Да, Коля убит. И он, Иван Мельников, не мог даже подползти к нему, к другу и командиру, под огнем из двух-трех «МГ-34» и десятка «шмайссеров» и автоматических карабинов… Его вмиг изрешетили бы немцы…
— Стой! — вполголоса командует Мельников. Позади рвутся разрывные пули, взлетают ракеты, но пульсирующее белое зарево уже едва сочится сквозь сосновый частокол. — Принимаю командование! Переходим шоссе по параллельной просеке!

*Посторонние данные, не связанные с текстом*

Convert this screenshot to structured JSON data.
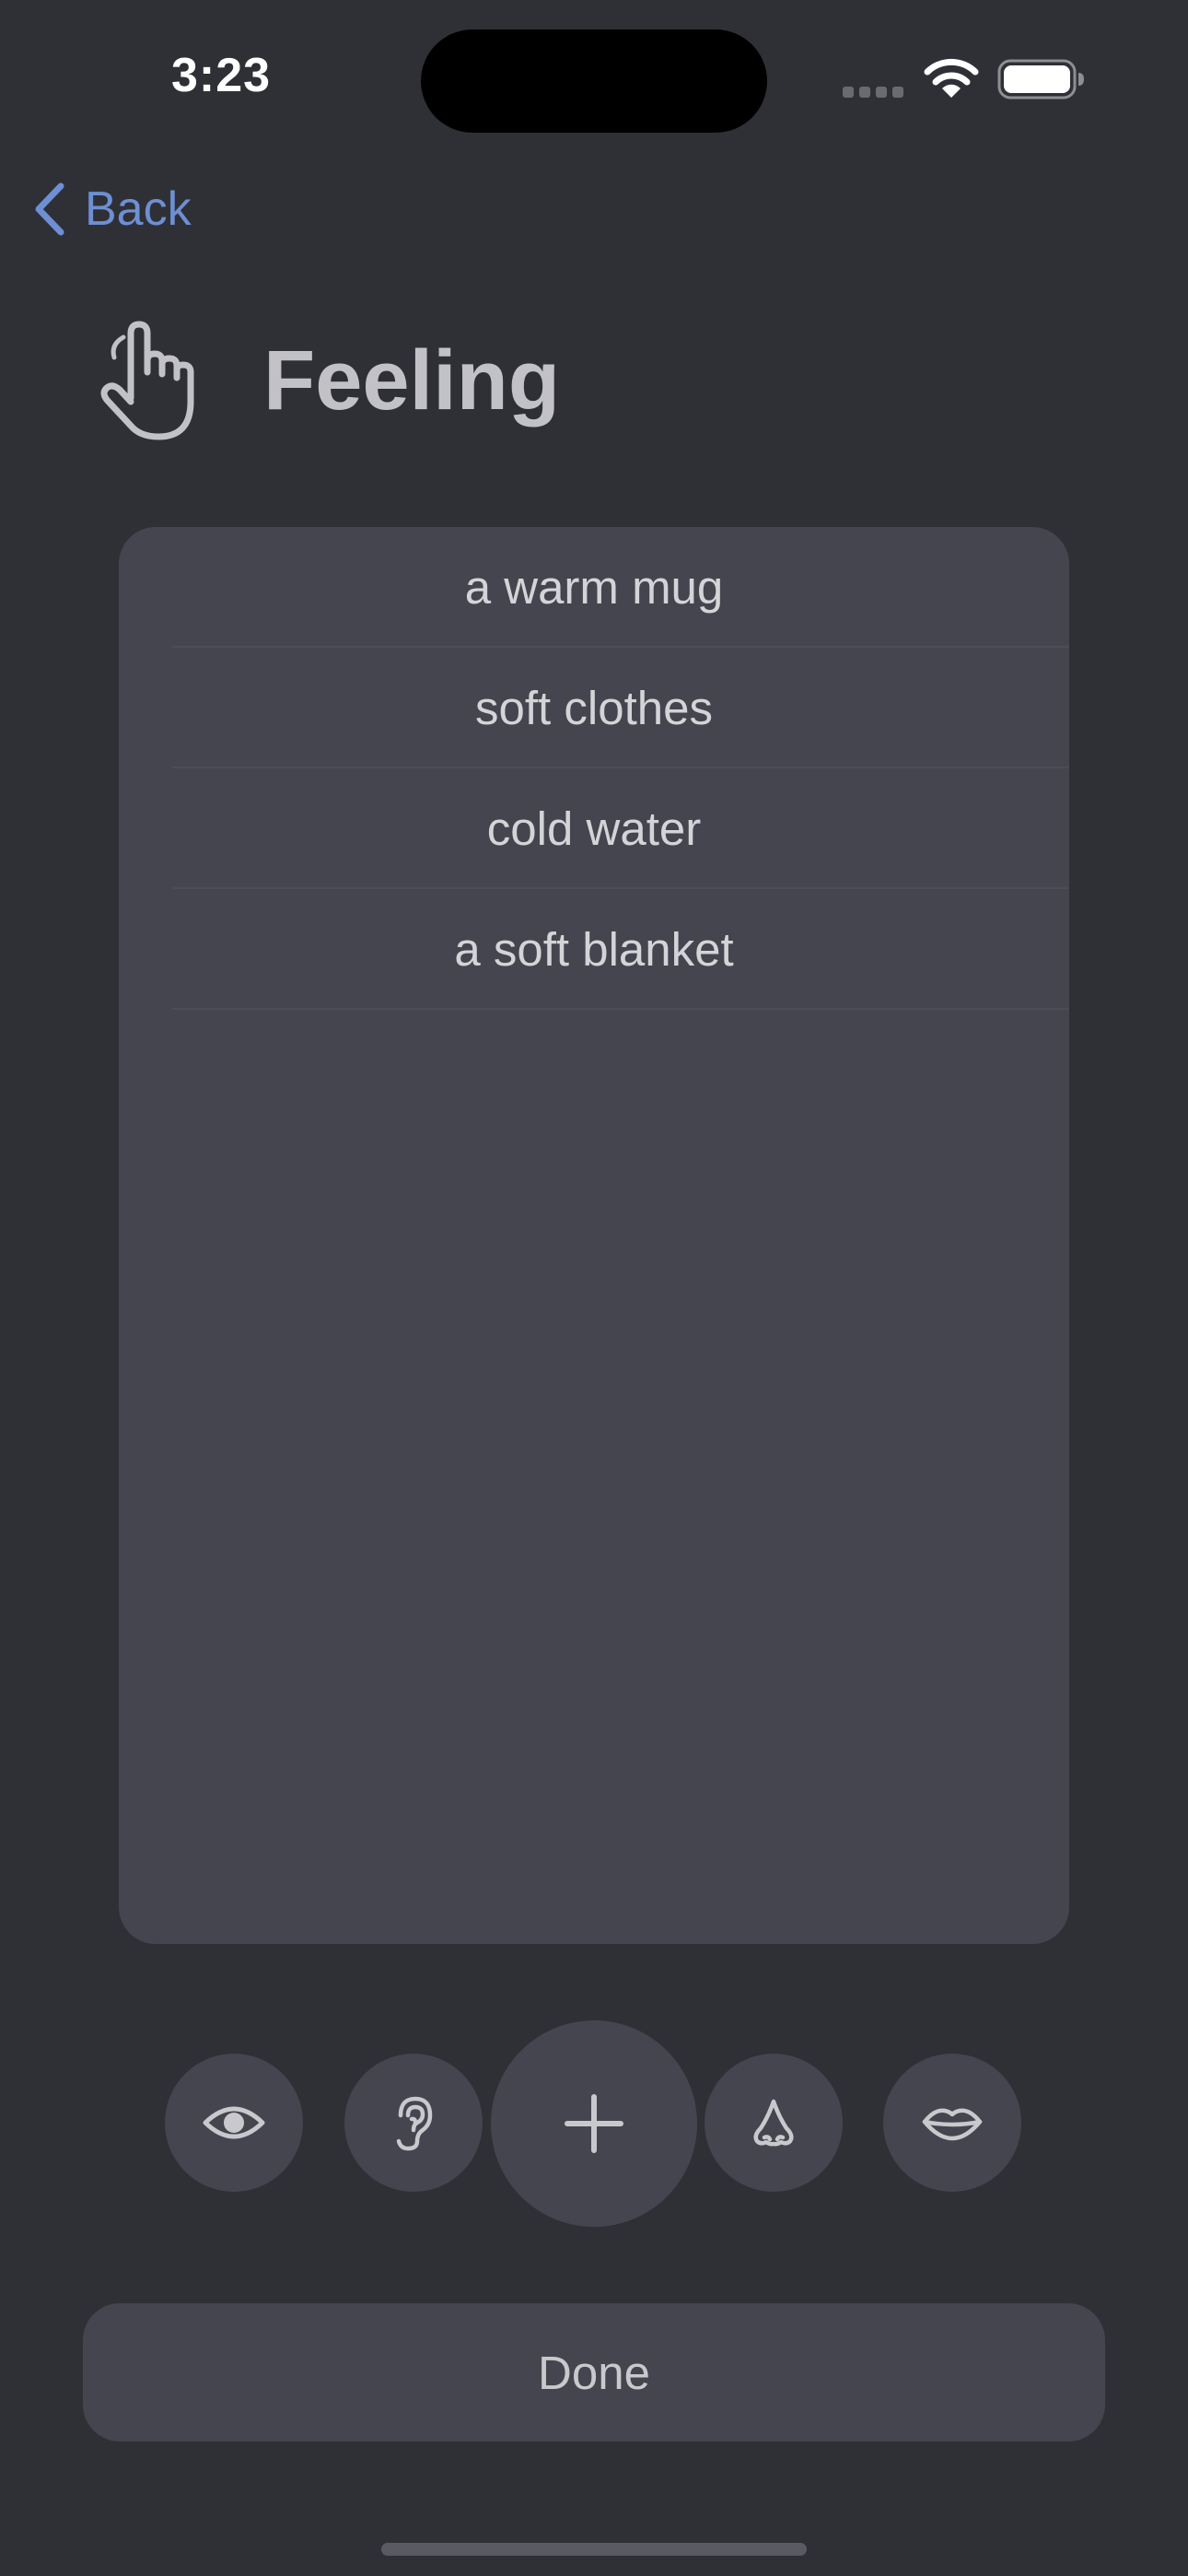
{
  "status_bar": {
    "time": "3:23"
  },
  "nav": {
    "back_label": "Back",
    "accent_color": "#6e8fd3"
  },
  "header": {
    "icon": "hand-point-up-icon",
    "title": "Feeling"
  },
  "list": {
    "items": [
      "a warm mug",
      "soft clothes",
      "cold water",
      "a soft blanket"
    ]
  },
  "sense_bar": {
    "buttons": [
      {
        "icon": "eye-icon",
        "sense": "sight"
      },
      {
        "icon": "ear-icon",
        "sense": "hearing"
      },
      {
        "icon": "plus-icon",
        "sense": "add"
      },
      {
        "icon": "nose-icon",
        "sense": "smell"
      },
      {
        "icon": "lips-icon",
        "sense": "taste"
      }
    ]
  },
  "footer": {
    "done_label": "Done"
  },
  "colors": {
    "background": "#2f3036",
    "card": "#45454f",
    "text": "#c9c9cd"
  }
}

Идут семеро. Идут цепочкой, пригнувшись, с заплечными мешками, утопая по колено в папоротнике. Со стороны они похожи на горбатых гномов. Зину душат рыдания — нет больше Коли… Аня молча глотает слезы…
В двух-трех лесных квадратах от просеки, на которой группа потеряла Шпакова, разведчики выходят к шоссе и опять попадают под кинжальный огонь. И здесь засада!… Убегая под пулями, Раневский падает, с размаху ударяется коленкой о торчащий из земли валун. Этот здоровяк едва не теряет сознание от боли и, кое-как поднявшись, убеждается, что не то чтобы идти, но и ступить на ногу не может. Неужели сломана коленная чашечка?…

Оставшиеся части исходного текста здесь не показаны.